All Schools Resume Classes in Japan’s Quake-hit Noto Peninsula; Children Share Senior High School Facility After Month-long Closure
15:29 JST, February 6, 2024
WAJIMA, Ishikawa — Classes resumed for elementary and junior high schools in Wajima, Ishikawa Prefecture, at a local high school on Tuesday, almost a month since the city was hit hard by the Noto Peninsula Earthquake on Jan. 1. The prefectural-run Wajima Senior High School is accommodating students from seven schools as many of the other schools in the city still serve as evacuation shelters. Despite such circumstances, children were seen smiling as they reunited with classmates for the first in a long time. According to the Ishikawa prefectural board of education, all public elementary and junior high schools in the prefecture that were closed due to the earthquake have now reopened.
The six elementary schools and one junior high school that reopened Tuesday were conducting lessons online and provided other means for learning. On Tuesday, 164 schoolchildren out of 915 from these seven schools — many of whom have evacuated the area — resumed their learning in the classrooms of Wajima Senior High School.
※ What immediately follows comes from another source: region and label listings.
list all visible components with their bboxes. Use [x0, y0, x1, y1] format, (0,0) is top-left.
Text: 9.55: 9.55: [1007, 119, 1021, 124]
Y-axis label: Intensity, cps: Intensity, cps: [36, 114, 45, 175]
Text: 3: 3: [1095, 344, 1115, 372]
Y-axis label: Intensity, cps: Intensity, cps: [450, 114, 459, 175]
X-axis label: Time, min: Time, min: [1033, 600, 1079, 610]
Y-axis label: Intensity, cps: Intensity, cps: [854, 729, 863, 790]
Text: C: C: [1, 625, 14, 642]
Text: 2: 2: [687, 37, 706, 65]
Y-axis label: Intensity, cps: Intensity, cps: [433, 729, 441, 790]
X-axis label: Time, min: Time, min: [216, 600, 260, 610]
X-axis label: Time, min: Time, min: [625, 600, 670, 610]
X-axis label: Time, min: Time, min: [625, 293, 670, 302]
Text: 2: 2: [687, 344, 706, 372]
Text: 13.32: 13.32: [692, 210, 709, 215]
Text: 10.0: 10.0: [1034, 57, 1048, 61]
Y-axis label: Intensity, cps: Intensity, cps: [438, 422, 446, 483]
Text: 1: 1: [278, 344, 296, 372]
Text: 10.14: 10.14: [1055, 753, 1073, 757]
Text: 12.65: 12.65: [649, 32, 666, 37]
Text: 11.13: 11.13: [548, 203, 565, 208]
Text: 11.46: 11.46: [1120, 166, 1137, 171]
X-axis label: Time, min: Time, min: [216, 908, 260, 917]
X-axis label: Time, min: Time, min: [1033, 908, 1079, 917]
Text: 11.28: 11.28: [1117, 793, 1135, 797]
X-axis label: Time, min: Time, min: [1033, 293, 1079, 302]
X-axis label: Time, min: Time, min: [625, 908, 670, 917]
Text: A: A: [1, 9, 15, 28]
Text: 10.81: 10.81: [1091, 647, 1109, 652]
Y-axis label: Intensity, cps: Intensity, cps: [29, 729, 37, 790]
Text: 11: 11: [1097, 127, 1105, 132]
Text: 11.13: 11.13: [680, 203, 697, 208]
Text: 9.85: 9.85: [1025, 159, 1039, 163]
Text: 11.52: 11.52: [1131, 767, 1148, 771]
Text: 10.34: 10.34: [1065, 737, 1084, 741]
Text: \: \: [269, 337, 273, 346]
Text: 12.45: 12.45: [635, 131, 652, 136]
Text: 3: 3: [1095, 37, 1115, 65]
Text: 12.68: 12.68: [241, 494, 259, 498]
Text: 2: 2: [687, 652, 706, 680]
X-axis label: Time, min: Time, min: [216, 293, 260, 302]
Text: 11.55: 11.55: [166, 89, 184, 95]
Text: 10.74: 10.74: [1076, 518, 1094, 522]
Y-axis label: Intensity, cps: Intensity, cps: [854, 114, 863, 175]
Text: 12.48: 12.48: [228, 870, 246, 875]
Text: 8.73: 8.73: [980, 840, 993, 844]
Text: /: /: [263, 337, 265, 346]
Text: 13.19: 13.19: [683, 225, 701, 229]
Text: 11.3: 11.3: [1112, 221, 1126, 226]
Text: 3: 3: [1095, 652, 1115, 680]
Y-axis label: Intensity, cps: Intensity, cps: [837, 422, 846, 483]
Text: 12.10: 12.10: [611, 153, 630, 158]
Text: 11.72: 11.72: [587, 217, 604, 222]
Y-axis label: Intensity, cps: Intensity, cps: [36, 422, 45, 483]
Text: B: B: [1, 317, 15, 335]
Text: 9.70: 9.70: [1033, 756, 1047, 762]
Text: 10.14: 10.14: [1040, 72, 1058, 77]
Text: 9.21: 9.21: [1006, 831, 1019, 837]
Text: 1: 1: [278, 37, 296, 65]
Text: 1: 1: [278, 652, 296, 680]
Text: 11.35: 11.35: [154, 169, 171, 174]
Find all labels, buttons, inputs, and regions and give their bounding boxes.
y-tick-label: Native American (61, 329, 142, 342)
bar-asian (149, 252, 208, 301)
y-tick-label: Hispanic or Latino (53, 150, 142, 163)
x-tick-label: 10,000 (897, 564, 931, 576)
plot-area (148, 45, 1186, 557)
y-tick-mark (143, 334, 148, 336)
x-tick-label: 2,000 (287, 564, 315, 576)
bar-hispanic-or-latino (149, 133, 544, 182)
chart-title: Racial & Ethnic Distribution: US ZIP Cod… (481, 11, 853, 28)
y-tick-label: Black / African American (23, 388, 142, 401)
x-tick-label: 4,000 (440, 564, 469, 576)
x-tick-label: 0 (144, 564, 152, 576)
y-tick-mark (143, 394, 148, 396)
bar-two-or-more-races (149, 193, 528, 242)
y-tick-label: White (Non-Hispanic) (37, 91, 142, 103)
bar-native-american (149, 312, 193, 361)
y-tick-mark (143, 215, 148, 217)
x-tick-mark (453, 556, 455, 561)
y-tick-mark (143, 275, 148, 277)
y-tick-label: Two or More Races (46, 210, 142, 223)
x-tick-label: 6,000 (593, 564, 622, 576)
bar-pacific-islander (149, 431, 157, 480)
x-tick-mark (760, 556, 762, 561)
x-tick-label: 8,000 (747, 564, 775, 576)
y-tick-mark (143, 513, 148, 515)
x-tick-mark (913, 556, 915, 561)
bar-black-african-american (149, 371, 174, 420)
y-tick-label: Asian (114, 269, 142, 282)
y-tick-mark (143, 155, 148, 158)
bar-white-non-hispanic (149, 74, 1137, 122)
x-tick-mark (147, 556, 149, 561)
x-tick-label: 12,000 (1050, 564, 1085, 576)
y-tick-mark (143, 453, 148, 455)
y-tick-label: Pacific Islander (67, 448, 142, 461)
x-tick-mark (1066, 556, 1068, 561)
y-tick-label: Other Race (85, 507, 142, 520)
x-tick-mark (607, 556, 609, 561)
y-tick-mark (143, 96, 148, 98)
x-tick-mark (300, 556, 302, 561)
Seventy-six people who were sheltering in the high school’s classrooms were relocated to its gymnasium.
Teachers and others stood along the walking routes to the school just after 8 a.m. on the day to watch over the children.
“I want to play a lot with my friends and talk about the earthquake,” said a 9-year-old third grader who came to school from an evacuation shelter. For the time being, light physical exercise and learning from printed materials will be conducted by grade level from 9 a.m. to noon in lieu of regular classes.
Currently, a total of 400 junior high school students from Wajima, Suzu, and Noto have been evacuated in groups to facilities in Kanazawa City and other areas. They will attend junior high schools located near the facilities they are sheltering in until around late March.